I have a book in both ePub and in PDF. I would like to extract the following tag information, present in both files, in JSON format:
<XMP-dc:Creator>
<rdf:Bag>
<rdf:li>Radhakrishnan Nagarajan</rdf:li>
<rdf:li>Marco Scutari</rdf:li>
<rdf:li>Sophie Lèbre</rdf:li>
</rdf:Bag>
</XMP-dc:Creator>
So, I use -j -G1 -struct
switches to get as close to the original metadata as possible.
To my surprise this is what I get for the ePub file:
"XMP-dc:Creator": "Sophie Lèbre"
While I get the proper response on the PDF file:
"XMP-dc:Creator": ["Radhakrishnan Nagarajan","Marco Scutari","Sophie Lèbre"]
Is this a bug or a feature, or rather my ignorance?
Could you send me the ePub file so I can take a look? (philharvey66 at gmail.com)
- Phil
I sent you a PM with the links.
I got the files, thanks.
This is a bit complicated. The difference is that the metadata in the ePub isn't XMP. It is XML, and ExifTool is patched to read this as if it were XMP. Unfortunately, due to this the -struct option doesn't work as it would with XMP. I can perhaps look into patching this too, but at the moment you have two options:
1) Use -G1:4 instead of -G1. Then you will get the extra Creators as separate tags.
2) Drop the -struct option. (for some reason this works to return Creator as a list)
But in general, we can't ever expect the -struct option to function correctly for XML metadata.

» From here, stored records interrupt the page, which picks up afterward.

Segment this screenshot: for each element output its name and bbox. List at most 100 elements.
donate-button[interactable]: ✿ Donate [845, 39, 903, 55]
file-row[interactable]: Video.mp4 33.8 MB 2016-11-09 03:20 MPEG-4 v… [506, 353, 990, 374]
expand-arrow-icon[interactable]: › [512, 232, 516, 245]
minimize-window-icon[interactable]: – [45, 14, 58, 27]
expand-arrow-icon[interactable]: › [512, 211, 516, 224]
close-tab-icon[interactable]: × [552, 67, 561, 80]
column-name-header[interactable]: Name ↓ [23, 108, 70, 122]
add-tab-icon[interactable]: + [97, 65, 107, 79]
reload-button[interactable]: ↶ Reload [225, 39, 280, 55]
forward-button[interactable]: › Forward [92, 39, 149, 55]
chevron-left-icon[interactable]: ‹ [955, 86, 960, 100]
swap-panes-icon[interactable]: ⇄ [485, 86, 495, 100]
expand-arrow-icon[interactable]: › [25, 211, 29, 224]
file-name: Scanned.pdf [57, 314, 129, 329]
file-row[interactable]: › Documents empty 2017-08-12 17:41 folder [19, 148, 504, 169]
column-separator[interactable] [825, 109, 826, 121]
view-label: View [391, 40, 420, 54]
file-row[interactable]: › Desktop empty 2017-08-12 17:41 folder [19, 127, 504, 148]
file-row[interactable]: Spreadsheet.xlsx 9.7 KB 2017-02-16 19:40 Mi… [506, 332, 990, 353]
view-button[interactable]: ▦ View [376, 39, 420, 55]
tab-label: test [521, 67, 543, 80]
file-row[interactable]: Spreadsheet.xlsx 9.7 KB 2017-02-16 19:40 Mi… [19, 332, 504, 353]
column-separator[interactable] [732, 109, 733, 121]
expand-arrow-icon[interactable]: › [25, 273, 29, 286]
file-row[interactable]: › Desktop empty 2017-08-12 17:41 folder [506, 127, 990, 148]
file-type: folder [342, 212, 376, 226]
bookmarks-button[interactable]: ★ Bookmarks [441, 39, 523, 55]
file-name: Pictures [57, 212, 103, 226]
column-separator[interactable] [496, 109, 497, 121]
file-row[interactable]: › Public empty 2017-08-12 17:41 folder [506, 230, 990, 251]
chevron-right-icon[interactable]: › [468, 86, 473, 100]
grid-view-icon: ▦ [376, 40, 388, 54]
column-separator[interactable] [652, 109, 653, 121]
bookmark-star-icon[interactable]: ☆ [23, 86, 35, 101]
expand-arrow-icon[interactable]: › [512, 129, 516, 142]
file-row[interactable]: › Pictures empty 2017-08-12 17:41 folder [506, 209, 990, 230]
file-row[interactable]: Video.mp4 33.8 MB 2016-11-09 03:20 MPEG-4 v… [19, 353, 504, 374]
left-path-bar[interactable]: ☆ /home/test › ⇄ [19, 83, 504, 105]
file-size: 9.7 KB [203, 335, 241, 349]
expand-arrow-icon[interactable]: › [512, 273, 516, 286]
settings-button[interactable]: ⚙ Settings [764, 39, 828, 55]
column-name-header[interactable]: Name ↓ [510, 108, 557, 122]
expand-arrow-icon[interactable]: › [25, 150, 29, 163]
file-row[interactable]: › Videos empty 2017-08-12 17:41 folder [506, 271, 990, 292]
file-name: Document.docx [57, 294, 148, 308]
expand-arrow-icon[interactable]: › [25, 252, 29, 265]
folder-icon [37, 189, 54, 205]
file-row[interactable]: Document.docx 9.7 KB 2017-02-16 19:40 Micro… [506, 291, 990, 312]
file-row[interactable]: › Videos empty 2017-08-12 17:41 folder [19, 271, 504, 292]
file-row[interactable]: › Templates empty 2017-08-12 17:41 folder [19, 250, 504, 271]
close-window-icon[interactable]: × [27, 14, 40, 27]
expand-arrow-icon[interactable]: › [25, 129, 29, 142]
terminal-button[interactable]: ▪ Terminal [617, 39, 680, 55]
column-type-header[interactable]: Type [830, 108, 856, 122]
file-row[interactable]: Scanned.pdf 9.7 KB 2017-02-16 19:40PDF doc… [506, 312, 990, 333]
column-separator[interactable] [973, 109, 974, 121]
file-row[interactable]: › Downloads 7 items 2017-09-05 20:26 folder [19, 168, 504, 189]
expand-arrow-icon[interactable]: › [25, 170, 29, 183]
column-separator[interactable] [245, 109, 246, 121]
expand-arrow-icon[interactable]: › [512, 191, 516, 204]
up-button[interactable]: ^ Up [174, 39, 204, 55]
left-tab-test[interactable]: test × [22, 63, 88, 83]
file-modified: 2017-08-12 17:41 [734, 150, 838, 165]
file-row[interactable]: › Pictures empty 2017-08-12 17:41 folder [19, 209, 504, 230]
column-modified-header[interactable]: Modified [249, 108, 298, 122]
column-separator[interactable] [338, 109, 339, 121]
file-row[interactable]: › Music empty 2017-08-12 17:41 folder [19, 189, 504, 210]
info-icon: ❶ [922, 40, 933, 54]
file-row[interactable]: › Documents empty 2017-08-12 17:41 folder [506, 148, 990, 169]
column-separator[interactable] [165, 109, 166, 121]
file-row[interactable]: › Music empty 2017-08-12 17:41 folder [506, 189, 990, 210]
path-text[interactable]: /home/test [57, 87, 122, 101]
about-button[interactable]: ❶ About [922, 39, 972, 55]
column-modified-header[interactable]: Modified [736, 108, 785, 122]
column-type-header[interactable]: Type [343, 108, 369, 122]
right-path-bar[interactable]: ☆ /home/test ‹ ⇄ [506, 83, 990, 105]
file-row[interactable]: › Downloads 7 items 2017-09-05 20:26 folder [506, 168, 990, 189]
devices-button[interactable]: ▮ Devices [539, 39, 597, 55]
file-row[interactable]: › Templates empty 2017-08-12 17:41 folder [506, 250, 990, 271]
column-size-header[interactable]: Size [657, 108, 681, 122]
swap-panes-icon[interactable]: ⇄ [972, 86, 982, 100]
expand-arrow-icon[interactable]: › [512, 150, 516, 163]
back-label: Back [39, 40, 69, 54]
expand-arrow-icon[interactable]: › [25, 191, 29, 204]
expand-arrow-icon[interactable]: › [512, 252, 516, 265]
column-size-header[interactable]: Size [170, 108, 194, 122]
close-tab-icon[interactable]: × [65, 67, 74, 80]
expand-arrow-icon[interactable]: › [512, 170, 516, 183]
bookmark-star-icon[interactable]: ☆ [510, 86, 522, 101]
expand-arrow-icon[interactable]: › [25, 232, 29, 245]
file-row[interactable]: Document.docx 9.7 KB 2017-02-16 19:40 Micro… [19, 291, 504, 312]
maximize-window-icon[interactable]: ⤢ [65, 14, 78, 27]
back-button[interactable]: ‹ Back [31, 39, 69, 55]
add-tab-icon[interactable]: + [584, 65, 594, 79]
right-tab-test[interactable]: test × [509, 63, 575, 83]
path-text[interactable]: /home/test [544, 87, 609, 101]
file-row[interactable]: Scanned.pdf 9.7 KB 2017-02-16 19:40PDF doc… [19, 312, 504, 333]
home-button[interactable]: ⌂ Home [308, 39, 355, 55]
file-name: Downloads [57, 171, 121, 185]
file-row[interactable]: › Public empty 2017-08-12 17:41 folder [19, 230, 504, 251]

ExifTool doesn't officially support XML because there is just too much variation in the structure.
- Phil
Thanks for the prompt response, thanks for looking into the issue.
I will try to implement one of your suggested solutions.
Every time I learn new stuff here...
For future reference, this is the structure of the XML in the ePub file:
<?xml version="1.0" encoding="UTF-8"?>
<package xmlns="http://www.idpf.org/2007/opf" unique-identifier="bookid" version="2.0">
<metadata xmlns:dc="http://purl.org/dc/elements/1.1/" xmlns:opf="http://www.idpf.org/2007/opf">
<dc:creator opf:role="aut" opf:file-as="Nagarajan, Radhakrishnan & Scutari, Marco & Lèbre, Sophie">Radhakrishnan Nagarajan</dc:creator>
<dc:creator opf:role="aut">Marco Scutari</dc:creator>
<dc:creator opf:role="aut">Sophie Lèbre</dc:creator>
</metadata>
</package>
...which is why the items don't appear as a list in the ExifTool -struct output: They aren't in list form.
Compare this to the XMP, where they are elements of a sequential list:
<?xpacket begin="" id="W5M0MpCehiHzreSzNTczkc9d"?>
<x:xmpmeta xmlns:x="adobe:ns:meta/">
<rdf:RDF xmlns:rdf="http://www.w3.org/1999/02/22-rdf-syntax-ns#">
<rdf:Description xmlns:dc="http://purl.org/dc/elements/1.1/" rdf:about="">
<dc:creator>
<rdf:Seq>
<rdf:li>Radhakrishnan Nagarajan</rdf:li>
<rdf:li>Marco Scutari</rdf:li>
<rdf:li>Sophie Lèbre</rdf:li>
</rdf:Seq>
</dc:creator>
</rdf:Description>
</rdf:RDF>
</x:xmpmeta>
<?xpacket end="w"?>
- Phil